Des courants de spin ultrarapides déclenchent la dynamique des antiferromagnétiques térahertz

Des courants de spin ultrarapides déclenchent la dynamique des antiferromagnétiques térahertz

Des chercheurs du Service de Physique de l’État Condensé (SPEC), en collaboration avec le Laboratoire Albert Fert (CNRS-Thales), le Laboratoire SPMS (CentraleSupélec-CNRS), démontrent pour la première fois qu’un courant de spin ultrarapide peut transférer efficacement son moment angulaire vers un antiferromagnétique isolant et y déclencher des excitations magnétiques cohérentes à des fréquences térahertz. Cette avancée lève un verrou majeur en spintronique ultrarapide et ouvre de nouvelles perspectives pour la manipulation de l’information magnétique à très haute fréquence.


Les matériaux antiferromagnétiques sont aujourd’hui considérés comme des candidats prometteurs pour la spintronique de nouvelle génération, une électronique qui exploite le spin des électrons plutôt que leur seule charge comme vecteur de l’information. Contrairement aux matériaux ferromagnétiques, leurs moments magnétiques sont alignés de manière antiparallèle, ayant pour conséquence directe, une aimantation macroscopique nulle.  Cela leur confère une grande stabilité mais surtout une dynamique magnétique naturelle pouvant atteindre le domaine du térahertz. Pourtant, malgré leur potentiel, il restait à démontrer expérimentalement qu’il était possible d’y injecter, en quelques picosecondes seulement, un courant de spin ultrarapide capable de déclencher la dynamique térahertz de l’ordre antiferromagnétique.
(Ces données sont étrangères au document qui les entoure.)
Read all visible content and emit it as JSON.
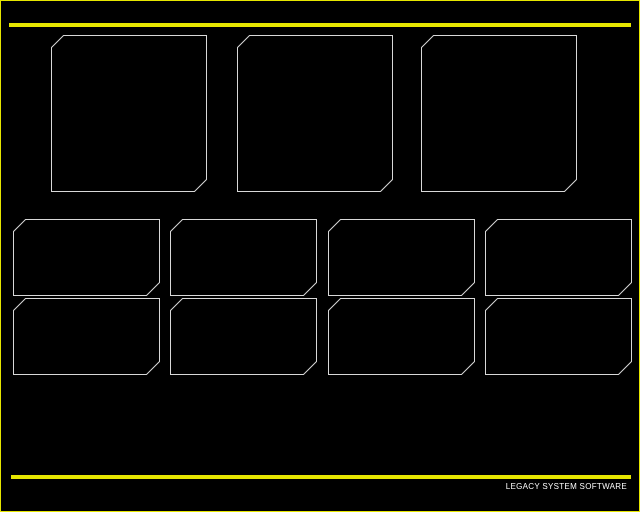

Cette démonstration est particulièrement difficile, les excitations magnétiques dans ces matériaux étant très délicates à détecter dans des couches minces.

Pour relever ce défi, la méthodologie est basée sur l’étude d’une hétérostructure constituée d’une couche mince ferromagnétique de CoFeB déposée sur un film isolant de BiFeO3 ; un matériau multiferroïque i.e., non seulement, antiferromagnétique mais aussi ferroélectrique avec un couplage entre ces deux ordres. Une impulsion laser femtoseconde induit la désaimantation ultrarapide de la couche ferromagnétique, générant ainsi une impulsion de courant de spin pendant quelques centaines de femtosecondes. Le CoFeB peut alors être considéré comme un générateur d’impulsions de courant de spin. L’évolution temporelle des propriétés de cette hétérostructure est mesurée grâce à des techniques d’optiques et de magnéto-optiques résolues en temps avec une résolution temporelle d’environ 100 fs. Les expériences montrent que la présence du BiFeO3 modifie profondément la dynamique de désaimantation du générateur de courant de spin ultrarapide. En effet, pour une excitation identique, l’amplitude de ce dernier change de manière substantielle, révélant l’existence de nouveaux canaux de transfert de moment angulaire vers l’antiferromagnétique à des échelles temporelles sub-picosecondes.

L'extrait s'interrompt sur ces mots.